§ Mr. ArbuthnotTo ask the hon. Member for Roxburgh and Berwickshire, representing the House of Commons Commission (1) whether the House of Commons Commission plans to comply with UK Security Standard BS7799, relating to computer security, by the end of 2003; [126584]
(2) what (a) technical and (b) procedural security Counter-measures are in place to protect PDVN users' data and e-mails from unauthorised internal or external interception while users are working (i) on the Parliamentary Estate and (ii) remotely. [126586]
§ Sir Archy KirkwoodSecurity of Members' e-mails and data is important; measures are in place to ensure that users working remotely and on the Parliamentary Estate are protected. As a matter of policy, the Commission does not comment on the details of parliamentary security arrangements. However, I can say that there is a parliamentary IT security policy for information technology and systems and that work is in hand to ensure that this policy keeps pace with developments in current best practice. We have no plans at present to seek accreditation to BS7799, but the philosophy and best practice elements within the standard form an important part of our approach.
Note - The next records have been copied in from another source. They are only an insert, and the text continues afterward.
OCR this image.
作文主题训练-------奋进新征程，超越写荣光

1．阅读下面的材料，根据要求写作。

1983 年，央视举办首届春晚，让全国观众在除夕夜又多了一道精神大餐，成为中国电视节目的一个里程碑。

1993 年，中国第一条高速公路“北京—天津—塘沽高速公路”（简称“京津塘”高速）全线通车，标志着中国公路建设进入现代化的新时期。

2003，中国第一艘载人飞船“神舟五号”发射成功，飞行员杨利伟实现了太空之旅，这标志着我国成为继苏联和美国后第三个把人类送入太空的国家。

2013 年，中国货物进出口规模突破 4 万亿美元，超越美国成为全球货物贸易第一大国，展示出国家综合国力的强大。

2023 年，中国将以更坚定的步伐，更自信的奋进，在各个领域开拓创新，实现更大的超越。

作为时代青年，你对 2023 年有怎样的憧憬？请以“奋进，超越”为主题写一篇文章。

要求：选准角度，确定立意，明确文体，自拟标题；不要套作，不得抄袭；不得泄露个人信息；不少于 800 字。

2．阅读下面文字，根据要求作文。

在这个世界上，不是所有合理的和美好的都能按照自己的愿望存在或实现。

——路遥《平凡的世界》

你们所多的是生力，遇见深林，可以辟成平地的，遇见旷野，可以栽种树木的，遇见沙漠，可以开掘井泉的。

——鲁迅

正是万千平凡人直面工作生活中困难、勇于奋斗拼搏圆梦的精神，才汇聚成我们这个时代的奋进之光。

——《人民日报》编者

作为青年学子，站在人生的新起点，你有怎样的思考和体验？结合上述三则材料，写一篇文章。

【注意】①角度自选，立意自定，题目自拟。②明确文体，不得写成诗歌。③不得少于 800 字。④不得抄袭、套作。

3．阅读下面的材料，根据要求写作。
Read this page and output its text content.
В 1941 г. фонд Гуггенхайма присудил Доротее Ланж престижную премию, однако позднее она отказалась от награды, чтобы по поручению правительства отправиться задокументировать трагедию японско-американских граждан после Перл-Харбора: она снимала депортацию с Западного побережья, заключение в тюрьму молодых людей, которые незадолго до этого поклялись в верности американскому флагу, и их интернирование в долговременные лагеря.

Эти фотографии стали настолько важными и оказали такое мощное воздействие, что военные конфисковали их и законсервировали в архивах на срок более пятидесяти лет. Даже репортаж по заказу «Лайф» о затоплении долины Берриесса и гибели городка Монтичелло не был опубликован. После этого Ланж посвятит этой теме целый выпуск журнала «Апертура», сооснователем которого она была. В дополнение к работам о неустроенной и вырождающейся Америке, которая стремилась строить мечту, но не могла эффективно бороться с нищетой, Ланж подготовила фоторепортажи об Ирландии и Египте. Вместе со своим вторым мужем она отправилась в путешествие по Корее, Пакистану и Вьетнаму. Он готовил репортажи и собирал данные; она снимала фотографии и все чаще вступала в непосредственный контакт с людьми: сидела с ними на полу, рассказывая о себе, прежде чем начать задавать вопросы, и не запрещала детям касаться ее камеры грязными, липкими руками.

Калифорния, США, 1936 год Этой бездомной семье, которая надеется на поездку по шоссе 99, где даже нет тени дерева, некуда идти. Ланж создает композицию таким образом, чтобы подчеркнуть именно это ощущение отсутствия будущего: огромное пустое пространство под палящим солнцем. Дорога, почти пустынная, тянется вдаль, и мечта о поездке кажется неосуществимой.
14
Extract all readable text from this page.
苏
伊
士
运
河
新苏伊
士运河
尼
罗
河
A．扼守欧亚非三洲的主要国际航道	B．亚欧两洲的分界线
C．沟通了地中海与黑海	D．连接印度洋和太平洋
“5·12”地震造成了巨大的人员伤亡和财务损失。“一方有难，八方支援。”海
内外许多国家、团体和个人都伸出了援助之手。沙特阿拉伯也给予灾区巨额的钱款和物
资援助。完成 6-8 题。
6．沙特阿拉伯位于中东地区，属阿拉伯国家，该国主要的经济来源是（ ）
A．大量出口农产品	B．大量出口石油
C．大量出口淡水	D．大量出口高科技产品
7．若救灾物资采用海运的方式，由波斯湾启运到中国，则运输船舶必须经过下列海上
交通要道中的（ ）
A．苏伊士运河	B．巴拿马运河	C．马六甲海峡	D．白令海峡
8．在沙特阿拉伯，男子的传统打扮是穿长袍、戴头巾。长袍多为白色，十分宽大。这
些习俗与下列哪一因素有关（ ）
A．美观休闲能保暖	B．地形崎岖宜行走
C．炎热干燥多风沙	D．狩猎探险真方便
All users of the network are subject to conventional password controls, which in turn, govern file rights and system permissions to prevent unauthorised access internally. For users on the Estate, the protection of corporate firewalls and anti-virus software prevents unauthorised external access. For remote users, the introduction of data encryption, personal firewalls and anti-virus software with the new Virtual Private Network (VPN) service hosted on known parliamentary-issued personal computers will minimise the risk of unauthorised access and interception. Members and their staff using equipment other than that provided or purchased centrally are responsible for their own arrangements.